I'm not the most eloquent notetaker while out reviewing these parties. Looking back though, my one sentence about the upstairs room seems relevant: "worm of pure energy, drilling thru my ear." This was indeed a much more hardcore experience than the comparatively pleasant dream music of the main room. It was pure aggression, with a similar crowd hyping themselves up and pogoing to blasting hits of 180 BPM+ hardcore. The DJ, whose name I didn't catch, mixed these sounds on the fly in truly old-school fashion with the crustiest looking box of vinyl records I've seen in the wild. Hyper remixes of Skrillex's "Scary Monsters and Nice Sprites" mingled with more esoteric fare, but proved a huge hit with a dancefloor that rarely wavered throughout the night. Eventually the music switched, moving towards futuristic interpretations of drum 'n' bass with little bits of dubstep thrown in for good measure. The aggression was awesome, but even better was the earnest party spirit and unironic punk ethos that filled the air.
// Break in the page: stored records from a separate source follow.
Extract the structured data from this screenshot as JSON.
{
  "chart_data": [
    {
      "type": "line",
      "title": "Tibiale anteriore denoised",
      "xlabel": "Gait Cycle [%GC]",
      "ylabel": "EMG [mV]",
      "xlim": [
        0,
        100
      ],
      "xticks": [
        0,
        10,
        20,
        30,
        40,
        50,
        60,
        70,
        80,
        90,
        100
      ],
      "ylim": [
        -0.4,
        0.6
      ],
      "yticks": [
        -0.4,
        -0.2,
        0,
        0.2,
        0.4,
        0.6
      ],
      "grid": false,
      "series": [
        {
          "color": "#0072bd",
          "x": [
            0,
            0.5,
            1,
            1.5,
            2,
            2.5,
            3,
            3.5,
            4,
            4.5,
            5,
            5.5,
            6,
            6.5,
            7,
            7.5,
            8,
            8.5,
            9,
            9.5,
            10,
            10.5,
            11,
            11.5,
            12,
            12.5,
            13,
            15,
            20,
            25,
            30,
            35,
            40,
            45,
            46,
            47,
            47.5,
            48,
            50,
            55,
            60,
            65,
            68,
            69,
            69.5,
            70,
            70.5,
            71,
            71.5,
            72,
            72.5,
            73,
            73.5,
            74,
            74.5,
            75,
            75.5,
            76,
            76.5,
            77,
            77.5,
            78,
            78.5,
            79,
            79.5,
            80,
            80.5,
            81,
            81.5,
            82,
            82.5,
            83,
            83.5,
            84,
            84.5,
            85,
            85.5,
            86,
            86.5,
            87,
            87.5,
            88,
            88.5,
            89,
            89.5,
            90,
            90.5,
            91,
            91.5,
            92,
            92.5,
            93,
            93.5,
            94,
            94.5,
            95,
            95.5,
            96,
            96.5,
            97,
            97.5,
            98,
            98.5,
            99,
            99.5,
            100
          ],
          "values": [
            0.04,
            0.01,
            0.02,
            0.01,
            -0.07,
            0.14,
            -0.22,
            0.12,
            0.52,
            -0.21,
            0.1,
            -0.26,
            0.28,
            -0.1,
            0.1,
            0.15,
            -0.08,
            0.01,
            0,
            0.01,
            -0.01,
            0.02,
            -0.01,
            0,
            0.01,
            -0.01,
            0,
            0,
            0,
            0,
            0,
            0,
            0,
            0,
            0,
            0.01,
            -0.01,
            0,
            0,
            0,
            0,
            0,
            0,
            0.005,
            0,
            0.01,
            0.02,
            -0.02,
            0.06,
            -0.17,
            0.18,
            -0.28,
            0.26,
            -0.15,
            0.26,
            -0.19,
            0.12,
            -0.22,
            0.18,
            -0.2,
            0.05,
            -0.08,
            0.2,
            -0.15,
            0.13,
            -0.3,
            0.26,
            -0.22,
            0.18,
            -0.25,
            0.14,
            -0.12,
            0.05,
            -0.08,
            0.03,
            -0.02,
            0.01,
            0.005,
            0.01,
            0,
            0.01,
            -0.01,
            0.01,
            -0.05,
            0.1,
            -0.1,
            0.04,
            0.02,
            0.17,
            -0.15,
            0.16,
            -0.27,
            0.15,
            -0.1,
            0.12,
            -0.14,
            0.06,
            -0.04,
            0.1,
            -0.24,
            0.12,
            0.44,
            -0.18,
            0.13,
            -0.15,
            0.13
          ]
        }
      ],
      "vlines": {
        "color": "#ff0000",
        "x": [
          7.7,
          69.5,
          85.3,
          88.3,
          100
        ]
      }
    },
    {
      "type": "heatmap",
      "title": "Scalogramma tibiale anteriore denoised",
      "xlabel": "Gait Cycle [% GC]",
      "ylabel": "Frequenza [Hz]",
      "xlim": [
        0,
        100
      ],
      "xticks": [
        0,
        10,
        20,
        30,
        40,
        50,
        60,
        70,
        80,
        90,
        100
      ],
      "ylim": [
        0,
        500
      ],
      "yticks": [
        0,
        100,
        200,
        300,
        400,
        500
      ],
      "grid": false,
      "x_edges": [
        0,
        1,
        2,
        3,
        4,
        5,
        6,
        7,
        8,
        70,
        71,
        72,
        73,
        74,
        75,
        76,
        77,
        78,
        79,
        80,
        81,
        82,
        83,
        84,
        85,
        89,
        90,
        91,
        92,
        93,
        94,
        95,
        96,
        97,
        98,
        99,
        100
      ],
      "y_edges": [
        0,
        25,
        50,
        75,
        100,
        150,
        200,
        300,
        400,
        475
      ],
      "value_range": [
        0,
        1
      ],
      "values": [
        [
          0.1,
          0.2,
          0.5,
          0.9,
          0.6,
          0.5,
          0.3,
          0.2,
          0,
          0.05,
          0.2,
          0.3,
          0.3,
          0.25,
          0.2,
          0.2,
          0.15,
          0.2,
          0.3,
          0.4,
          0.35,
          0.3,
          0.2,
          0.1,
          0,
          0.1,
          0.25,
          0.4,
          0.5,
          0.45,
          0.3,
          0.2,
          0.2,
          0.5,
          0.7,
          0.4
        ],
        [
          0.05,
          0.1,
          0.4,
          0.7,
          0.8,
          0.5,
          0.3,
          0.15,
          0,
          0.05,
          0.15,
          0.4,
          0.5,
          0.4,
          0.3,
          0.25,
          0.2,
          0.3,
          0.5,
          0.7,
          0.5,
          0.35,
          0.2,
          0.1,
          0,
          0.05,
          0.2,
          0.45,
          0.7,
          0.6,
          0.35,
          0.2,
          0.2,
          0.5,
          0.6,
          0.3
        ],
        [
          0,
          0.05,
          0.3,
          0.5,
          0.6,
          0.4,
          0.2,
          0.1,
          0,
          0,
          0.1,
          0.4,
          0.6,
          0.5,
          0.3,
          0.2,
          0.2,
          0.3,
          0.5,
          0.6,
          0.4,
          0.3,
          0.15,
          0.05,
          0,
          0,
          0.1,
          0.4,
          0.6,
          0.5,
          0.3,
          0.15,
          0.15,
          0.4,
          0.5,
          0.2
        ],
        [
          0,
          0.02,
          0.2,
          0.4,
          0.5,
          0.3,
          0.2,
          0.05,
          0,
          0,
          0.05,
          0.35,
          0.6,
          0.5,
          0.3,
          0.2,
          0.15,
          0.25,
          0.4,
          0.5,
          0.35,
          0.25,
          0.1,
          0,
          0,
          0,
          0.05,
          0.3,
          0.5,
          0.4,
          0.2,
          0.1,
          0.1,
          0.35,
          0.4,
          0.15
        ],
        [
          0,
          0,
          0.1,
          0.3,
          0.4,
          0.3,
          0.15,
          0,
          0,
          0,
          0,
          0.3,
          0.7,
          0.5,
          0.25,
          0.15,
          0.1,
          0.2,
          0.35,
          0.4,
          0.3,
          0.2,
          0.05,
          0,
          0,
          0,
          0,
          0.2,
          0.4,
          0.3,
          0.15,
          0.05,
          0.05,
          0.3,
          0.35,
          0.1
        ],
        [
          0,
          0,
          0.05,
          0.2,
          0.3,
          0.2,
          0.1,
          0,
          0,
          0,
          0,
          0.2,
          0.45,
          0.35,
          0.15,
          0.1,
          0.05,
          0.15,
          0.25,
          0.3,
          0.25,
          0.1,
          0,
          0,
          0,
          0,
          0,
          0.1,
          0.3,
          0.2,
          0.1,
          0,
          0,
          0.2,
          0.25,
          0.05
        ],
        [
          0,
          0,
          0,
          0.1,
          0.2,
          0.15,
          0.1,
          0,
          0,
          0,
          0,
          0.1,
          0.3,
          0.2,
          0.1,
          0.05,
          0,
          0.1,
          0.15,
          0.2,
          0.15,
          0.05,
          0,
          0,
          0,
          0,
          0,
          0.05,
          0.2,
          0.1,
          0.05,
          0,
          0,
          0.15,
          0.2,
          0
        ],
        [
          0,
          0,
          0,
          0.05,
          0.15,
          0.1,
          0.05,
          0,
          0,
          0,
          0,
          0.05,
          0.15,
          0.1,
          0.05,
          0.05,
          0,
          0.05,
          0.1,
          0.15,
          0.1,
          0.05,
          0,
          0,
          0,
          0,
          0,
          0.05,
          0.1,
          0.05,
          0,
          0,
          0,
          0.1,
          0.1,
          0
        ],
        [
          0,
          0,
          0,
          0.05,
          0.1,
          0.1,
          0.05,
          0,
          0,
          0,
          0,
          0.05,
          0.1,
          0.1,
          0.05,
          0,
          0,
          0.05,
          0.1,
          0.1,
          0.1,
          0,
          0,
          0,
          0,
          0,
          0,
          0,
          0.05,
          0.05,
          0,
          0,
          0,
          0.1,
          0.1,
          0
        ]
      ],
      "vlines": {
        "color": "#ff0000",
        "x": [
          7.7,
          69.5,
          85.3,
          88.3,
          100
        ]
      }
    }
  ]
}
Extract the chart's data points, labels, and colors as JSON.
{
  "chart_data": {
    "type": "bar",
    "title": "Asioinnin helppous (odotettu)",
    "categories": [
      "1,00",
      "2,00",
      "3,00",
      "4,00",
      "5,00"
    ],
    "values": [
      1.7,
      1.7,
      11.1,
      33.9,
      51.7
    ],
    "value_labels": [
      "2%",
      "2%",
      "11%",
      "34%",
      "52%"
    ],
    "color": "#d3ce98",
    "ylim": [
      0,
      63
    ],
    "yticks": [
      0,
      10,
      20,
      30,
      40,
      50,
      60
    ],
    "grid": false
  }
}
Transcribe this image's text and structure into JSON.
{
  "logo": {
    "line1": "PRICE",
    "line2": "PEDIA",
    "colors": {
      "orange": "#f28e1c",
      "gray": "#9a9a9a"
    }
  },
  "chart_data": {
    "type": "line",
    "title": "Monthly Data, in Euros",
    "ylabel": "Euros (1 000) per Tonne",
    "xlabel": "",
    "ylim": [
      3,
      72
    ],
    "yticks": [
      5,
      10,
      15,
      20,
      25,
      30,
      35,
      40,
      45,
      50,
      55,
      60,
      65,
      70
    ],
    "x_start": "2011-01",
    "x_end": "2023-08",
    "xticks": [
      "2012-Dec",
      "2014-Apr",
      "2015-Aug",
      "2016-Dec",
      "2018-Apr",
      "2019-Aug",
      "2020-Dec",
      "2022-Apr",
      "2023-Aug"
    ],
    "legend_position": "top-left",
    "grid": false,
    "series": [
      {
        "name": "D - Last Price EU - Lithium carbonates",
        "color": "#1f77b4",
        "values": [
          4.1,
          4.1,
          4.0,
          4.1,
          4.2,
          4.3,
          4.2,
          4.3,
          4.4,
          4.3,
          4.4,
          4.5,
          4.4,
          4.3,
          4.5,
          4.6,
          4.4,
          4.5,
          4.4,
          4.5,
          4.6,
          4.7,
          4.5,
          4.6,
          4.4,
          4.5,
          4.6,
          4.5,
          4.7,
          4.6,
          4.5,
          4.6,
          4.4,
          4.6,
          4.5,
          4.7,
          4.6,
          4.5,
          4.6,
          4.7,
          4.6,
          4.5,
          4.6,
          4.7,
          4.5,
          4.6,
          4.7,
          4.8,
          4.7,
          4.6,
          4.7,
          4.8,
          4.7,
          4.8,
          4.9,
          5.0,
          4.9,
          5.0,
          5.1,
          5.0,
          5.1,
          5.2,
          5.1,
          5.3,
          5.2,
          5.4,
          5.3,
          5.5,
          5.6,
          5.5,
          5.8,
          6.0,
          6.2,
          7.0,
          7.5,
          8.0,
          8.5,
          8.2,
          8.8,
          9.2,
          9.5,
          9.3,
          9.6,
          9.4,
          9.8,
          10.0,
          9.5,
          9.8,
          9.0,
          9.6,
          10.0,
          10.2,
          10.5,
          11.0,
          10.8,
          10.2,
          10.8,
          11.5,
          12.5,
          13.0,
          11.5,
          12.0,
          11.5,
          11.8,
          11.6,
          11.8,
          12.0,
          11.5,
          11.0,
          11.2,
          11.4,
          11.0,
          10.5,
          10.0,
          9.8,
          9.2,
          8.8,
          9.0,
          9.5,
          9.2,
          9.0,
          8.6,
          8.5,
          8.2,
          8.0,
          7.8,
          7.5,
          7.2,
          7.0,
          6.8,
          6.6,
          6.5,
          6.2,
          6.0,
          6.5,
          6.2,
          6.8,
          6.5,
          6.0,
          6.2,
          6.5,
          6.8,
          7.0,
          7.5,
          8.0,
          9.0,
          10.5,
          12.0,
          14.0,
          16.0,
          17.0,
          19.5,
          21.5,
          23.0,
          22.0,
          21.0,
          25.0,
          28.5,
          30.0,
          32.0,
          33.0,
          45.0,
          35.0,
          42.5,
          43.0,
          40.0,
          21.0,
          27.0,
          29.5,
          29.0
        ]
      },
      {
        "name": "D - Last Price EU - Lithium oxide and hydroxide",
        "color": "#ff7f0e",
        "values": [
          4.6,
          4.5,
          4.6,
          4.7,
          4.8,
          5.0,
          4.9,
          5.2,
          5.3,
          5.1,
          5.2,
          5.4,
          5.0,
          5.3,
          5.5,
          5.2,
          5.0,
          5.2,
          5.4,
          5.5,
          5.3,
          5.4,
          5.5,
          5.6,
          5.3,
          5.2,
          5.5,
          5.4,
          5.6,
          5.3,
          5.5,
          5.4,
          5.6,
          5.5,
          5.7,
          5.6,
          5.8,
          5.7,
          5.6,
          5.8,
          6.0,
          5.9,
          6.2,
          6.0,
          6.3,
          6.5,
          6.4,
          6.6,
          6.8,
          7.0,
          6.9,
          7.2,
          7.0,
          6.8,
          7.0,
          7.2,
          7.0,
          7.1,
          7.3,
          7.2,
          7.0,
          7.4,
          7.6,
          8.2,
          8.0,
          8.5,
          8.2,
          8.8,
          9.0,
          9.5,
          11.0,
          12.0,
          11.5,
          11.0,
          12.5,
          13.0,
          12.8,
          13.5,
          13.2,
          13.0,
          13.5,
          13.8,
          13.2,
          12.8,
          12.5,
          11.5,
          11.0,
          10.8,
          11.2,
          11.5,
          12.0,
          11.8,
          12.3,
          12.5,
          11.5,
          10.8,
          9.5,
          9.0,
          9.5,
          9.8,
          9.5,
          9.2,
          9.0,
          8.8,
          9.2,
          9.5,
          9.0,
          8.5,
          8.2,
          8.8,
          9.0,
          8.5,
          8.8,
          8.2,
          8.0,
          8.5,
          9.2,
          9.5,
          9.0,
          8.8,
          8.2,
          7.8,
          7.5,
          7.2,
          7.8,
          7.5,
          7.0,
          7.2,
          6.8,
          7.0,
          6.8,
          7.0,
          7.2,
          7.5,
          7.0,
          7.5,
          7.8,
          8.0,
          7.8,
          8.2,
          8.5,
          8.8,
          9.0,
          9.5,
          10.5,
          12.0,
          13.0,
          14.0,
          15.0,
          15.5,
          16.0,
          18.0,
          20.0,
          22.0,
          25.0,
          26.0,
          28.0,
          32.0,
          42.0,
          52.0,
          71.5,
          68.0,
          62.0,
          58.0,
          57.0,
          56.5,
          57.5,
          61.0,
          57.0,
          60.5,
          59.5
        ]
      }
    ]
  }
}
By the time we made it back to the main room, the tempo had caught up with the music upstairs. Now it was Scott Brown on the decks and he was working fast to cram in as many heavy-hitting hard-trance tracks as he could before the 2 a.m. cutoff. Booming hoover basses and near incomprehensible kick drum patterns flashed from the subwoofer in five-minute blurts before melting into gooey synth pads played beatlessly as interludes. With each track he pushed faster, playing a string of tracks that included Captain Tinrib vs Mars & Mystrë's "Save the Rave," Art of Trance's "Madagascar," and Mars' "Pachelbel 8000." Throughout it all he wove in a repeating spoken word vocal that affirmed again and again, "You're rocking with the best!"
Finally, when there was nowhere else to go but up, he faded his last track out, honoring the rapidly approaching hard deadline of 2 a.m. All at once, a roomful of arms shot up, revealing a wall of jangling multicolored beads. They demanded, "ONE MORE SONG! ONE MORE SONG!" We grabbed our jackets and made our way to the door, but on our way out I heard DNA Lounge's floor manager shout back, "ALRIGHT! ONE LAST SONG!" We stumbled into DNA Pizza just moments before the final huge operatic sweeps of synthesizer tore through the club, causing one last euphoric groan before comedown.